Sure. But I didn't know 5e. But we did our best and we got things going and before long we had a group of heroes in a hole in the ground fighting a swarm of giant rats. And one of the players asked, "What does the spell Burning Hands do?" 

And I told them.

But why did I know that. I didn't look it up. I hadn't reread the spell. I had remembered the basic use of the D&D Burning Hands spell from forty years earlier!

After the game I thought, if people are going to be remembering things from games for decades, wouldn't it be better if they remembered real things? And so my project over 2020, the first year of the pandemic, was to rewrite the Rubble and Ruin monograph. This new version doesn't have nearly as many nit-picky rules as my old Aftermath-Morrow Project-GURPs hybrid. I abstracted the handling of the bits-and-bobs of old technology and the creation and restoration of machines and other pre-fall stuff, but it has generally realistic Old Technology rules.

And I published it, and enough other of the required small books that I think I have a fairly complete TTRPG.

Now this story should end here, but I also did one more thing. I added modern science.

Science in the last century was dominated by physics. This century is being dominated by biology. In my day jobs I am continuously, deeply embedded in biomedical and translational science. I can see where we are going and few people seem to be writing about it.  In the past, science fiction would talk about the discoveries of physics and engineering that went with it. But few, if any, are writing about the massive changes in our understanding of, and ability to control, the living world.

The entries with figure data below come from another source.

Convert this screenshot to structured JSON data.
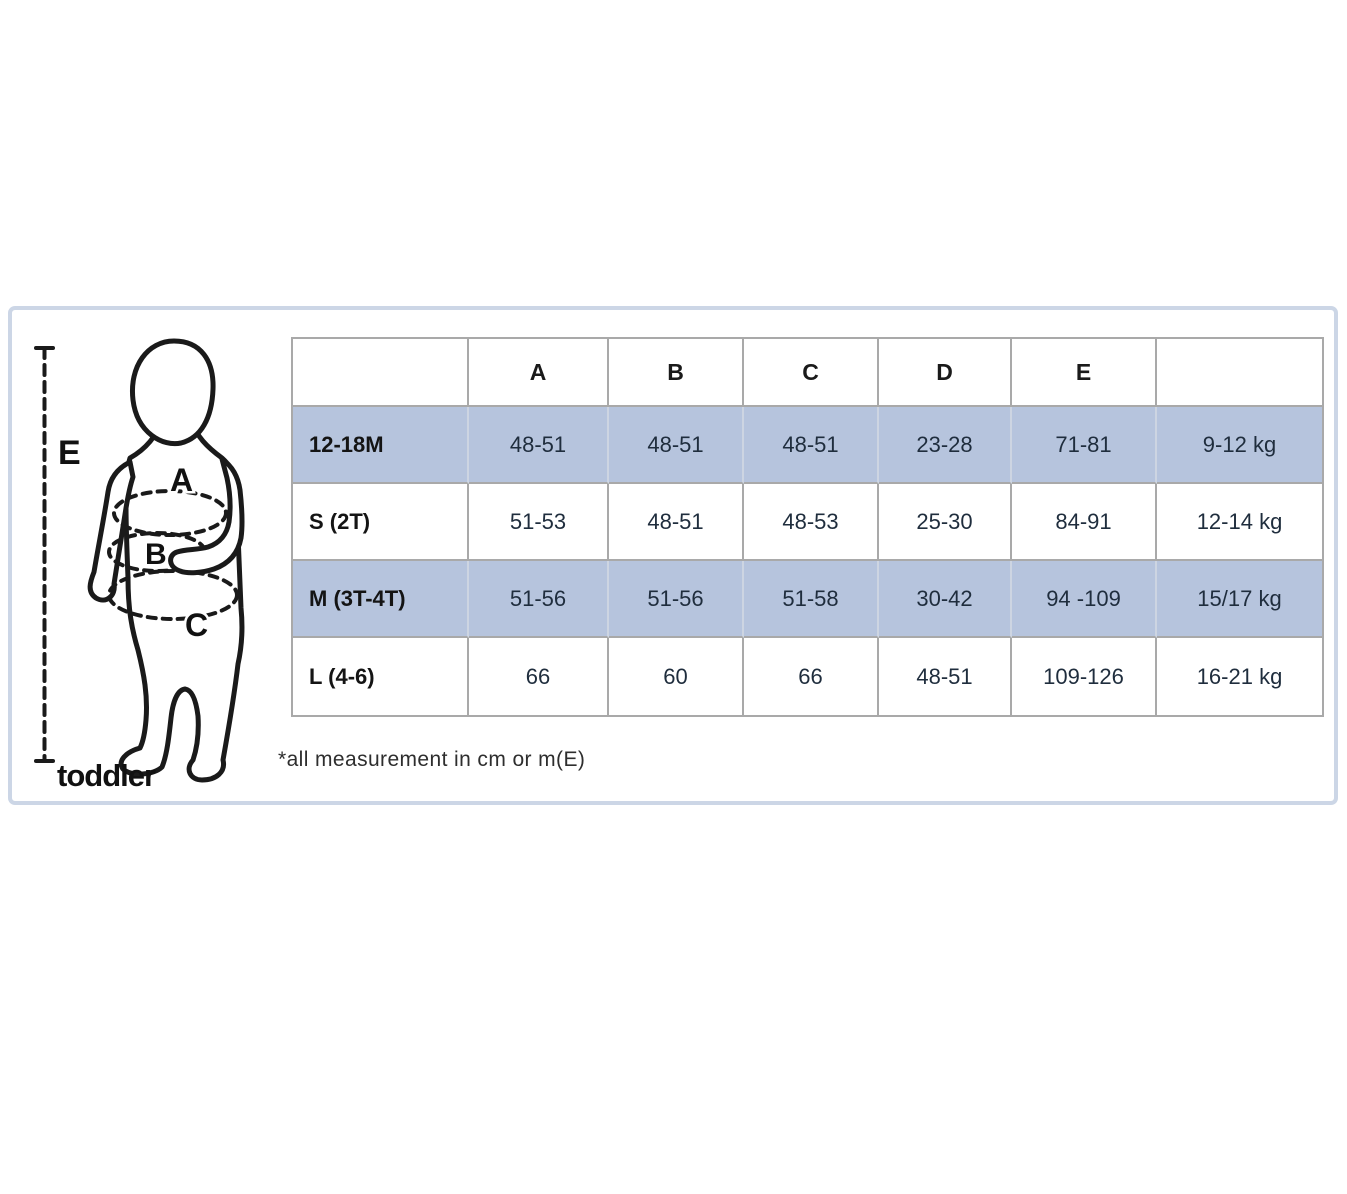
{
  "panel": {
    "footnote": "*all measurement in cm or m(E)"
  },
  "figure": {
    "caption": "toddler",
    "height_marker": "E",
    "girth_markers": {
      "chest": "A",
      "waist": "B",
      "hip": "C"
    }
  },
  "table": {
    "header": [
      "",
      "A",
      "B",
      "C",
      "D",
      "E",
      ""
    ],
    "rows": [
      {
        "size": "12-18M",
        "shaded": true,
        "values": [
          "48-51",
          "48-51",
          "48-51",
          "23-28",
          "71-81",
          "9-12 kg"
        ]
      },
      {
        "size": "S (2T)",
        "shaded": false,
        "values": [
          "51-53",
          "48-51",
          "48-53",
          "25-30",
          "84-91",
          "12-14 kg"
        ]
      },
      {
        "size": "M (3T-4T)",
        "shaded": true,
        "values": [
          "51-56",
          "51-56",
          "51-58",
          "30-42",
          "94 -109",
          "15/17 kg"
        ]
      },
      {
        "size": "L (4-6)",
        "shaded": false,
        "values": [
          "66",
          "60",
          "66",
          "48-51",
          "109-126",
          "16-21 kg"
        ]
      }
    ]
  },
  "colors": {
    "shaded_row_bg": "#b6c4dd",
    "panel_border": "#ccd6e6",
    "table_border": "#a9a9a9",
    "shaded_divider": "#cdd5e2",
    "value_text": "#1f2d3d"
  }
}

Think about your Covid vaccines, they should have been the science fiction of twenty years ago, but I don't think anyone wrote it. What I wanted to do with all my TAGs and transhumans and uplifts was to get people thinking about the technology that will likely be in our world within the next century and maybe put a little thought into how humanity will have to react to these changes.

And this is probably more than anyone wanted to read about me and what I am trying to do with my writing, but I don't want it to be a secret, so I've put it down here. Thanks for your time and hopefully you got something from reading this.